Développer avec conviction une politique RSE, c’est intégrer dans l’ensemble de ses actions notre rôle dans le développement durable. A fortiori menée dans le cadre d’une entreprise, avec le poids de celle-ci sur son écosystème, la politique RSE aura un impact sur :

  • les changements climatiques et atmosphériques ;
  • la biodiversité et les écosystèmes ;
  • la transition agricole et alimentaire ;
  • la transition énergétique ;
  • la mobilité durable ;
  • les innovations durables et responsables ;
  • la préservation de la santé ;
  • le bien-être et la qualité de vie ;
  • l’égalité et les droits humains ;
  • la lutte contre la pauvreté et l’exclusion ;
  • la répartition des richesses ;
  • la transparence et la démocratie ;
  • la consommation responsable ;
  • la réduction des déchets et des gaspillages ;
  • les modèles économiques alternatifs.

Alors que va commencer la semaine du développement durable, nous avons choisi ici de revenir sur ses enjeux et les motivations profondes qui doivent pousser tout le monde à prendre conscience de la situation. L’attention de chacun détermine l’attitude. L’action écologique passe par trois étapes :

  • la composante affective prend en compte les motivations du consommateur ;
  • la composante cognitive regroupe les croyances du consommateur qui conditionnent les comparaisons qu’il effectue entre les différents produits ;
  • la composante conative désigne le comportement du consommateur et ses actions conscientes.

Alors que l’on commence à comprendre que la question écologique est avant tout culturelle. Il demeure malgré tout une certaine forme d’inertie, voire de paralysie, sur ces questions. Où en sommes-nous de notre évolution en termes d’aspirations et de valeurs ? Quels sont les impacts en termes d’action ? 

(Dartiguepeyrou, Carine. « Où en sommes-nous de notre conscience écologique ? », Vraiment durable, vol. 4, n° 2, 2013, pp. 15-28.)

On distingue aujourd’hui sensibilité écologique et comportement écologique. Les entreprises ont dans ce contexte le devoir d’adopter un comportement écologique. Elles ont une double responsabilité à cet égard. Elles doivent mesurer les impacts sociétaux et environnementaux de leurs actions puis faire en sorte de les réduire. L’engagement des salariés se mesure à l’aune de celui des dirigeants, il est donc primordial que ceux-ci impulsent le mouvement. Depuis 2017, la loi sur le devoir de vigilance demande aux entreprises de mettre en place des mesures de surveillance pour prévenir les risques.
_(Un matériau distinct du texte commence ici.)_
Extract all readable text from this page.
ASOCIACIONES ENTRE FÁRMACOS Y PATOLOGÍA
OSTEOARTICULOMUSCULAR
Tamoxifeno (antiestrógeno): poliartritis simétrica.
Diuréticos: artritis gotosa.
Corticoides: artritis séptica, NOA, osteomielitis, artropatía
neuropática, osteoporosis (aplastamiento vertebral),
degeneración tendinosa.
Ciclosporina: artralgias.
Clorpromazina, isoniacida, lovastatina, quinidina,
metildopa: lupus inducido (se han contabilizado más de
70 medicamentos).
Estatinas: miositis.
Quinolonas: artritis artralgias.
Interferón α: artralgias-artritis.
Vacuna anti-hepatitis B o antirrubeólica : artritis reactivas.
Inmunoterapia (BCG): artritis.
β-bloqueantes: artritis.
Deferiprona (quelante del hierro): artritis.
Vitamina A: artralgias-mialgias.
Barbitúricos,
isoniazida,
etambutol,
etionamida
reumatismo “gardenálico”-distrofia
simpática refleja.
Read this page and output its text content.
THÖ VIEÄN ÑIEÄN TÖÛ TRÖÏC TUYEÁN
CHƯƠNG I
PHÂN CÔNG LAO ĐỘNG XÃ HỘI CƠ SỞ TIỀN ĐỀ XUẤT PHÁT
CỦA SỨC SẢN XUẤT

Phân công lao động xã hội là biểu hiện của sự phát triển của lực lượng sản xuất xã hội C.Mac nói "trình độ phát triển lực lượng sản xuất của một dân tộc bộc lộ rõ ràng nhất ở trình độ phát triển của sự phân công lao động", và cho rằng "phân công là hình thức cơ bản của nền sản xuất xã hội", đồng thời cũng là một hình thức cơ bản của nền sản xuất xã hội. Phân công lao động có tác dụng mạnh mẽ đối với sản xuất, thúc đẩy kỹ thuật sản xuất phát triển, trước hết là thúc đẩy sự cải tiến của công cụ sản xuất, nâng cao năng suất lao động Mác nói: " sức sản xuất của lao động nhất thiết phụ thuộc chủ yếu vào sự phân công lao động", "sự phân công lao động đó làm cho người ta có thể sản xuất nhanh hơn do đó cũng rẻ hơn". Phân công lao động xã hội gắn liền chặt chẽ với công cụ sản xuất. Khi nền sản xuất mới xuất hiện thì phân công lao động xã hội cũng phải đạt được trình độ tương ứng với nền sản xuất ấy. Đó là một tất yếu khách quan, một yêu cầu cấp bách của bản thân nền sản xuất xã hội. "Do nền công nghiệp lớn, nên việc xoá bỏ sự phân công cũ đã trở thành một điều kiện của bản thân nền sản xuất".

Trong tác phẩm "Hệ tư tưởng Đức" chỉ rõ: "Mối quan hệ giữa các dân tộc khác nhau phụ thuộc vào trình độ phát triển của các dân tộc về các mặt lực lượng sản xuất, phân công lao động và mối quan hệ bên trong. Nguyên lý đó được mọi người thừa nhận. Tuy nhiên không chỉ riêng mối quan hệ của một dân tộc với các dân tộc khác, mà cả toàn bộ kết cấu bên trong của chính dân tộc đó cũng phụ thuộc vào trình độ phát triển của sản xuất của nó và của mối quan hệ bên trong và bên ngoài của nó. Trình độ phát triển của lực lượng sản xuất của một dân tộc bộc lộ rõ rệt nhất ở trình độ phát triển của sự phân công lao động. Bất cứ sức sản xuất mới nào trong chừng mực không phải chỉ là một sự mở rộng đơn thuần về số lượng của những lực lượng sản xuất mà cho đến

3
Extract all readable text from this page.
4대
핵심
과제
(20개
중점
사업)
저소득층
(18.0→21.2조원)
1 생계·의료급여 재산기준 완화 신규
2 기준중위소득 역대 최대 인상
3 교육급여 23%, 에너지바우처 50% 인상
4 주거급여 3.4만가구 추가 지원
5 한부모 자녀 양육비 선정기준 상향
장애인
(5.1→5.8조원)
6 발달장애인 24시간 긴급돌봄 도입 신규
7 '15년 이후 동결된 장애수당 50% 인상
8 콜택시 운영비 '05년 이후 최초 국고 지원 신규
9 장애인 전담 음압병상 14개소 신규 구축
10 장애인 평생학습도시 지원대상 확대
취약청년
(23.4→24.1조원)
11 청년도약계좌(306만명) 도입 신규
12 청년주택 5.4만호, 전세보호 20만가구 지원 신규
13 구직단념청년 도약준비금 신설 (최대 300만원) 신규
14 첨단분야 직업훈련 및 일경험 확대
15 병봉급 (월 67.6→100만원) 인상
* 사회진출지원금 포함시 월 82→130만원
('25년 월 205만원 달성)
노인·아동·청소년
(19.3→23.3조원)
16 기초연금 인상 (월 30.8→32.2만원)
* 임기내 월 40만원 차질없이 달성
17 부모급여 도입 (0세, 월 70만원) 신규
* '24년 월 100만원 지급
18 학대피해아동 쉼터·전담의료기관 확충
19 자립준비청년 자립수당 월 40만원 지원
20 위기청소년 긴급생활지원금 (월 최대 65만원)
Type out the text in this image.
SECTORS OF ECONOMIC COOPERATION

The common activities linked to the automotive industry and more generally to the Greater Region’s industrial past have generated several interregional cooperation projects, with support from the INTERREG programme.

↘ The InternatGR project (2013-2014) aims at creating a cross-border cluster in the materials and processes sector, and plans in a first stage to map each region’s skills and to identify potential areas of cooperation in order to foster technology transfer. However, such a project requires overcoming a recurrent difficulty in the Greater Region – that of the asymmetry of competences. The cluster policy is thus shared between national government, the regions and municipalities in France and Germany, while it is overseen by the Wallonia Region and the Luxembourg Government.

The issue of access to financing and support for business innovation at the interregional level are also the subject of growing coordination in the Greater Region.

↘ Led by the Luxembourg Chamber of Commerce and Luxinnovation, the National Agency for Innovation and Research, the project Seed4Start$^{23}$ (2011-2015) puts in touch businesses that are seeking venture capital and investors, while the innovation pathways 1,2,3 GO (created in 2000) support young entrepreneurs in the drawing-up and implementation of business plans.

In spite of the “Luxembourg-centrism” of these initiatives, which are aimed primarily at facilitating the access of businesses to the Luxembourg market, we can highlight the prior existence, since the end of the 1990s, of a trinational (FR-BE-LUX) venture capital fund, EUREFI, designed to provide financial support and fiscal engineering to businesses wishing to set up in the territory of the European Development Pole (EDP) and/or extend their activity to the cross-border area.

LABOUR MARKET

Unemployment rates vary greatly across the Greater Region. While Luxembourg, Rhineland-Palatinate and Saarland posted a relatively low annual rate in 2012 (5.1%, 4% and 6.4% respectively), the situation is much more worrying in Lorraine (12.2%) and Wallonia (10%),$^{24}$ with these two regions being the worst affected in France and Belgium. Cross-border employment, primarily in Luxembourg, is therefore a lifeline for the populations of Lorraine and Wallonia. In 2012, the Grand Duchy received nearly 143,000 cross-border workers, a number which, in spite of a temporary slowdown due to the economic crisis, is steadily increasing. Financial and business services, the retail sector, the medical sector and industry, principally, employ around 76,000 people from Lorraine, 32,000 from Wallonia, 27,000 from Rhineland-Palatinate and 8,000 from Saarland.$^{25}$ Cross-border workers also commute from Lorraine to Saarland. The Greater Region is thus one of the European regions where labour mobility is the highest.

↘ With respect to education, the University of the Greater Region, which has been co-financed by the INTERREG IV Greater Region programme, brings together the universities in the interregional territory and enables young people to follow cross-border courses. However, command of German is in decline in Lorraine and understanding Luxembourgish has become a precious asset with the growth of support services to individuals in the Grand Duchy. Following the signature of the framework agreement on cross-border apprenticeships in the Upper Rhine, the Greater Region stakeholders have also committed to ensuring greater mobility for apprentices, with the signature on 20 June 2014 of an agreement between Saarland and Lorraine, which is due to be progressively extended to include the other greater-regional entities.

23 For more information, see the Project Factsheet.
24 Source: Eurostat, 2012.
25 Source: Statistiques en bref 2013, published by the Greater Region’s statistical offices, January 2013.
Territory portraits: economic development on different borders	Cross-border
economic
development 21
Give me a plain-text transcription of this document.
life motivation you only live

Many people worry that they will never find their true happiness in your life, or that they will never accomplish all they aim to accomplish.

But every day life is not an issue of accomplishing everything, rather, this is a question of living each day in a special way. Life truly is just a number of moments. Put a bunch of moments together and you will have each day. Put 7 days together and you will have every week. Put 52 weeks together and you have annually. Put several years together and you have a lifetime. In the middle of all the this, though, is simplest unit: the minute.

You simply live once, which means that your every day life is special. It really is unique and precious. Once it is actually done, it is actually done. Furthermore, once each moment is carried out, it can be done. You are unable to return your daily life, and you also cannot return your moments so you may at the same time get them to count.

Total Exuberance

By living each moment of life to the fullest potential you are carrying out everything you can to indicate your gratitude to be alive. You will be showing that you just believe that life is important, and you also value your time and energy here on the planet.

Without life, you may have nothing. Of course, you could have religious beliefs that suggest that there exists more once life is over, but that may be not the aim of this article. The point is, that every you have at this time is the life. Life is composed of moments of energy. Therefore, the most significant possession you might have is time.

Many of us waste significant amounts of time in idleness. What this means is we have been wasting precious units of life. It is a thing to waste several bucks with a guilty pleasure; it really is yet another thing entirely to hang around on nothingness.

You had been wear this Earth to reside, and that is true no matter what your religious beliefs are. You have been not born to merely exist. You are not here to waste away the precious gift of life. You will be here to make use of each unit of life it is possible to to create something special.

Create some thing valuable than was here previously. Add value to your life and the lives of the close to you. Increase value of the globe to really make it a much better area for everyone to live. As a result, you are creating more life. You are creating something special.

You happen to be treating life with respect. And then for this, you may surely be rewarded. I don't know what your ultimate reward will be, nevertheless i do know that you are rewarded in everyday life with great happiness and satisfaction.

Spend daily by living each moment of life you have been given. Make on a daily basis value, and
Les entreprises de plus de 500 salariés doivent fournir des reportings extra-financiers. Ces publications donnent à voir l’ampleur des actions portées par l’entreprise et jouent un rôle certain auprès des investisseurs et actionnaires. Des entreprises plus petites se prêtent également de plus en plus à cet exercice qui permet de communiquer sur les actions écologiques des entreprises et de se fixer des objectifs. La RSE apporte alors une nouvelle grille de lecture des résultats entrepreneuriaux et joue sur la valeur immatérielle de la société.

L’ADEME est un organisme qui participe à la mise en oeuvre des politiques publiques dans les domaines

de l’environnement, de l’énergie et du développement durable. Elle met son expertise au service des entreprises et les aide à organiser une démarche environnemental concrète. Il ne faut pas être naïf, même conscientes de l’enjeu, les entreprises mènent des actions incomplètes, servant d’abord leurs propres intérêts. L’ADEME est là pour les accompagner à aller au-delà et les soutenir dans leur démarche sans jamais la minimiser.

Le voyage d’affaires a un statut tout particulier dans les démarches écologiques RSE. La durabilité est au coeur des énergies de transports. Si se déplacer rapidement et facilement reste une priorité, l’optimisation des transports est un axe primordial pour les déplacements professionnels. Tout démarre dans la mesure et l’analyse de ses émissions de gaz à effet de serre. Viendra ensuite un plan d’optimisation des transports qui pourra favoriser les modes de travail écologiques tel que le télétravail et les visioconférences. De nombreuses sociétés de services sous-estiment l’impact de leur activité sur l’environnement, les travel managers peuvent alors jouer un rôle fort dans la mise en place du pilier environnemental de la RSE.

L’enjeu de demain est de réussir à faire entrer tous types de déplacements dans la mobilité durable. Il pourrait être ainsi résumé : Déplaçons-nous mieux et autrement !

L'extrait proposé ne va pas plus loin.